Marketing executive sees rosy future for area

December 29, 2000

Marketing executive sees rosy future for area


WILLIAMSPORT - Williamsport native Cynthia D. Miller left Washington County more than 20 years ago to pursue her education and a career in high-tech communications and marketing.

But it was her lifelong dream to one day return and use her skills to help the community that nurtured her as a youth, she said.

"This community had always given so much to me," said Miller, 41. "The philanthropic side of me always wanted to come back and give back to the community I was raised in."

Miller left her job at MGM Studios at Walt Disney World in Orlando, Fla., this summer to take the position of vice president of marketing and corporate communications at Bowman Group LLP in Williamsport. She started Aug. 1.


Her new post gives Miller the chance she's been waiting for to help her hometown, she said.

She plans to use her job and her affiliations with the county Convention & Visitors Bureau, Economic Development Commission, Chamber of Commerce and High Technology Council of Maryland to help "develop smart for progress while maintaining the charm of a small community," she said.

"I think the Washington County area is really at a crossroads right now," Miller said. "I only see good things for the future for the entire area."

Miller, who was president of the Williamsport High Class of '77 left the county after graduation because there were few industrial opportunities here, she said. She earned her bachelors degree in English and art from Towson State University near Baltimore and her masters in business administration from Mount St. Mary's College in Emmitsburg, Md.

The diverse degrees illustrate Miller's ability to be budget conscious and creative at the same time, she said.

"I guess I'm one of those unique people who is both right- and left-brained," Miller said.

During her 10-year career at Marriott International Headquarters in Bethesda, Md., Miller tackled tasks that ranged from communications to architecture and construction.

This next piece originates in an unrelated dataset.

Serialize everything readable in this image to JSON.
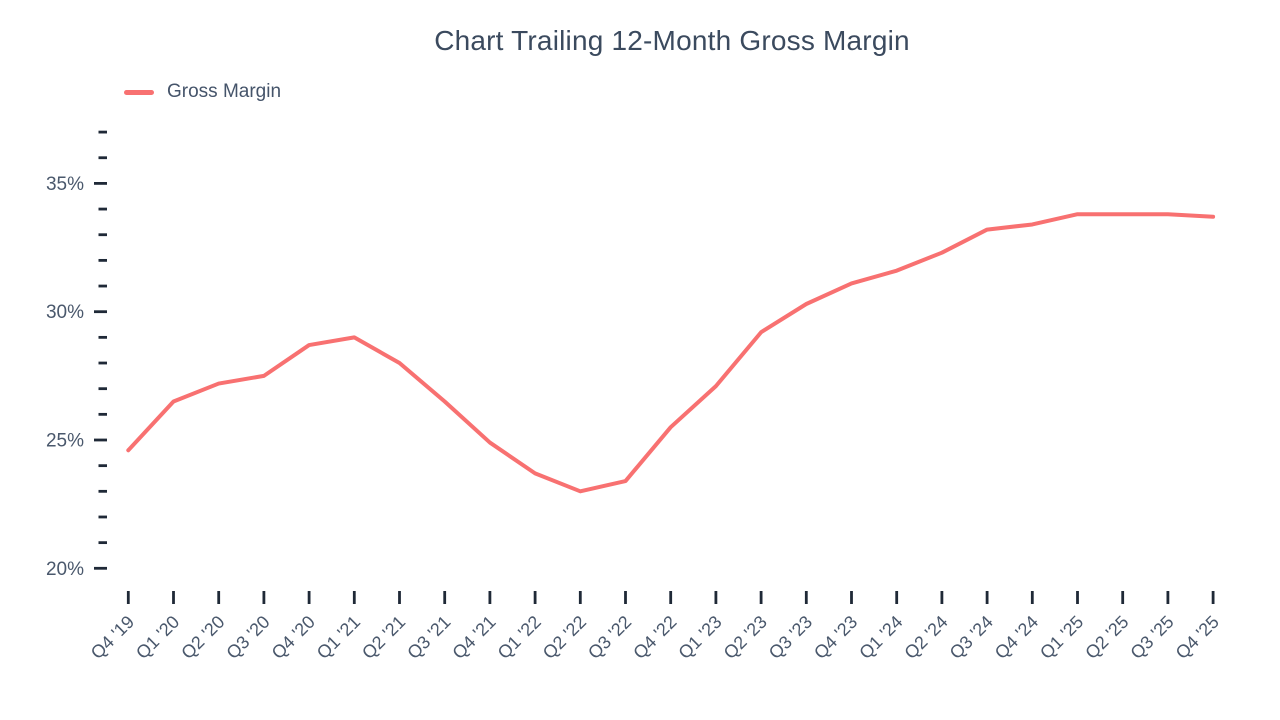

Seeking new challenges, she left the hospitality industry to become an independent communications consultant. She landed Disney as a client, and for six months created communications campaigns for several of the company's new employee compensation programs.

In 1995, Disney executives offered Miller a job as the multi-media manager at the new production studio that had recently opened on the grounds of Walt Disney World, she said.

During her tenure at Disney, Miller's job title changed four times and her responsibilities ranged from overseeing a group of graphic designers and producers who created such high-tech media as interactive CDs, TV series and "edutainment" videos to serving on Disney's Digital TV Migration Team.

Disney "was probably the most enjoyable company I've worked for but also the most encompassing," Miller said. "Your life is Disney when you work at Disney."

Throughout her time away from Washington County, Miller kept tabs on the pulse of the county's business community and patiently waited for an opportunity to return.

"It always irked me somewhat that we were always so close to progress and the technology corridor ... but nothing was happening here to allow me to come back," she said.

"I figured if I learned enough, there would be a place for me," Miller said.

On behalf of Disney, Miller traveled to Washington County last November to present the Chamber of Commerce with an offer to help market the county through high-tech video presentations, she said.

Miller got the call from D.M. Bowman Inc. Chairman Donald M. Bowman earlier this year. Bowman told Miller he felt his company was ready for someone like her to help move the business to the next level, she said.

"I'm very impressed that The Bowman Group realizes that there are new procedures, systems and technologies that can positively impact all of the company's operating divisions," Miller said in the company's September newsletter.

She is currently creating programs that will make Bowman's employees and their families feel more appreciated, she said. She is revamping the company's classified advertising campaign and helping develop and market the Holiday Inn Express hotel Bowman Development Corp. is building near Valley Mall.